Одни утверждали, что ей лет шестьдесят и что во время войны она была студенткой Тартуского университета, спала с немецким офицером, а после войны её отправили в лагеря, и оттуда она вернулась уже совершенно спятившей, работала уборщицей на швейной фабрике и мыла голову в унитазе. Другие — что ей на самом деле не больше сорока, а выглядит эта рыжая так, потому что сильно киряет. Причём пьёт она не водку, а только «благородные» напитки — коньяк, бренди, вермут, которые ей дарят высокопоставленные хахали («Как. и этот? Из КГБ? Правда?!...Ну-ну.»). И все эти хахали прям на руках её носят, несмотря на то, что рыжая их всех периодически заражает, а те передают болезни своим законным жёнам.
Третьи морщились: «Да нет. ну что вы придумываете! Просто, я сам слышал, эта баба когда-то работала в психушке санитаркой, и у неё самой в конце концов шарики за ролики зашли. И когда она подцепила триппер, то стала заражать своих психов. Её за это с работы выгнали. Хотели под суд отдать, да повезло ей — объявили невменяемой...»

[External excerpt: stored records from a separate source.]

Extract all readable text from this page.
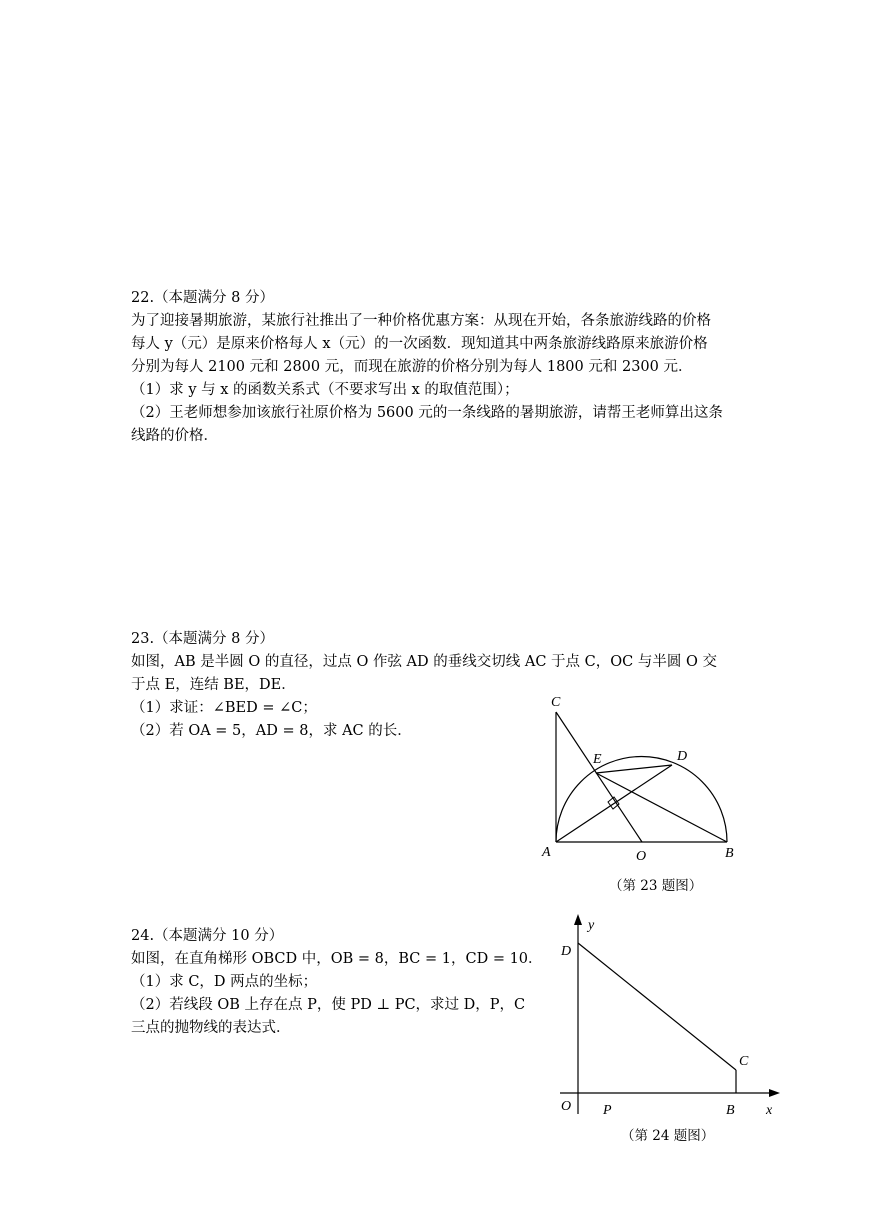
22.（本题满分 8 分）
为了迎接暑期旅游，某旅行社推出了一种价格优惠方案：从现在开始，各条旅游线路的价格
每人 y（元）是原来价格每人 x（元）的一次函数．现知道其中两条旅游线路原来旅游价格
分别为每人 2100 元和 2800 元，而现在旅游的价格分别为每人 1800 元和 2300 元．
（1）求 y 与 x 的函数关系式（不要求写出 x 的取值范围）；
（2）王老师想参加该旅行社原价格为 5600 元的一条线路的暑期旅游，请帮王老师算出这条
线路的价格．
23.（本题满分 8 分）
如图，AB 是半圆 O 的直径，过点 O 作弦 AD 的垂线交切线 AC 于点 C，OC 与半圆 O 交
于点 E，连结 BE，DE．
（1）求证：∠BED = ∠C；
（2）若 OA = 5，AD = 8，求 AC 的长．
C
E	D
A	O	B
（第 23 题图）
24.（本题满分 10 分）
如图，在直角梯形 OBCD 中，OB = 8，BC = 1，CD = 10．
（1）求 C，D 两点的坐标；
（2）若线段 OB 上存在点 P，使 PD ⊥ PC，求过 D，P，C
三点的抛物线的表达式．
y
D
C
O P	B x
（第 24 题图）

Слухи о рыжей бабе с каждым годом становились всё страшнее и страшнее. У нас в школе шептались, что она каждый год рожает детей и сдаёт их в детдома. Что она сидела в тюрьме за детоубийство («Схватила ребёночка своего, только родился он, за ноги да и об угол!» «Да не только своего, она вообще детей воровала и кровь из них пила, сука ржавая!») Что она поселилась на кладбище и ночью вырывает трупы и воет на луну.

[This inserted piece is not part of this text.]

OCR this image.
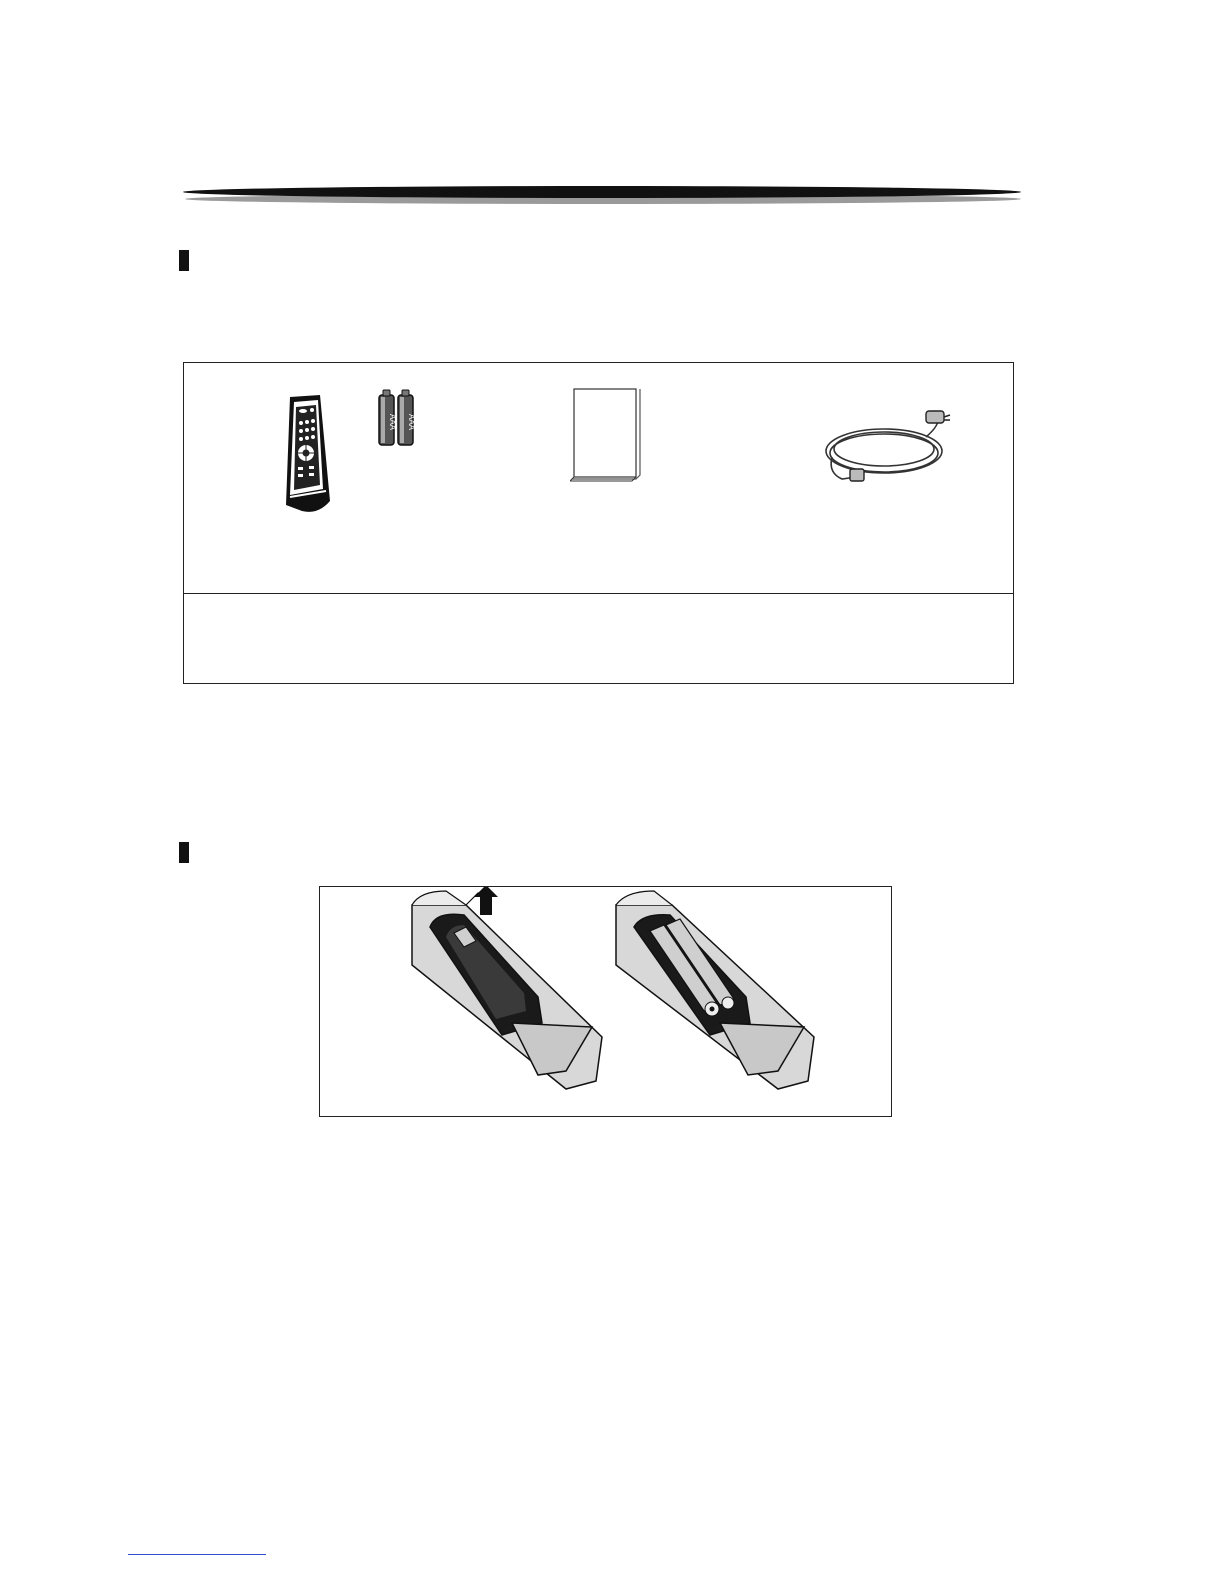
AAA AAA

Когда я однажды увидела рыжую тётку на улице Бурденко, то перебежала дорогу, встала у дверей Этнографического музея и оттуда наблюдала за ней. Тётка направлялась к вендиспансеру. Она была в ярко-лиловом плаще, полосатых клешах и красных туфлях на огромной платформе. В прозрачной сетке позвякивали баночки с анализами. Тётка остановилась, взглянула на солнце и блаженно улыбнулась. На пороге вендиспансера сидел рыжий кот с покарябанной мордой.
Через десять лет я увидела эту женщину в «Вернере» за одним столиком со старухами. На ней было то же самое лиловое кримпленовое пальто.
Я знаю, этот сон опять может мне присниться, сон о старухах.. Вернеровские пенсионерки в своих шляпах-грибах и больших беретах сидят в кафе и громко грызут тропсы, совсем по-собачьи. Тропсы — это леденцы моего детства, круглые, продавались они в столбиках. Из старухиных ртов летит скользкая крошка и оседает на столики, на пол, на стойку, на окна. Старухи играют в карты, тоже леденцовые. Только очень тонкие — раскатанные тропсы. Бьют этими картами друг друга по носу, и от этого ещё больше этой самой крошки. И вместо монеток у них — тропсы, тропсы, тропсы. Целый корпус тропсов. Трупсов. Хруст, треск. Хрясь! Рядом — рыбинские бабки в белых тапочках и цветных халатах: «Ишь, насвинячили! Гнать бы их отседова.» И скользят по леденцовому полу, и падают.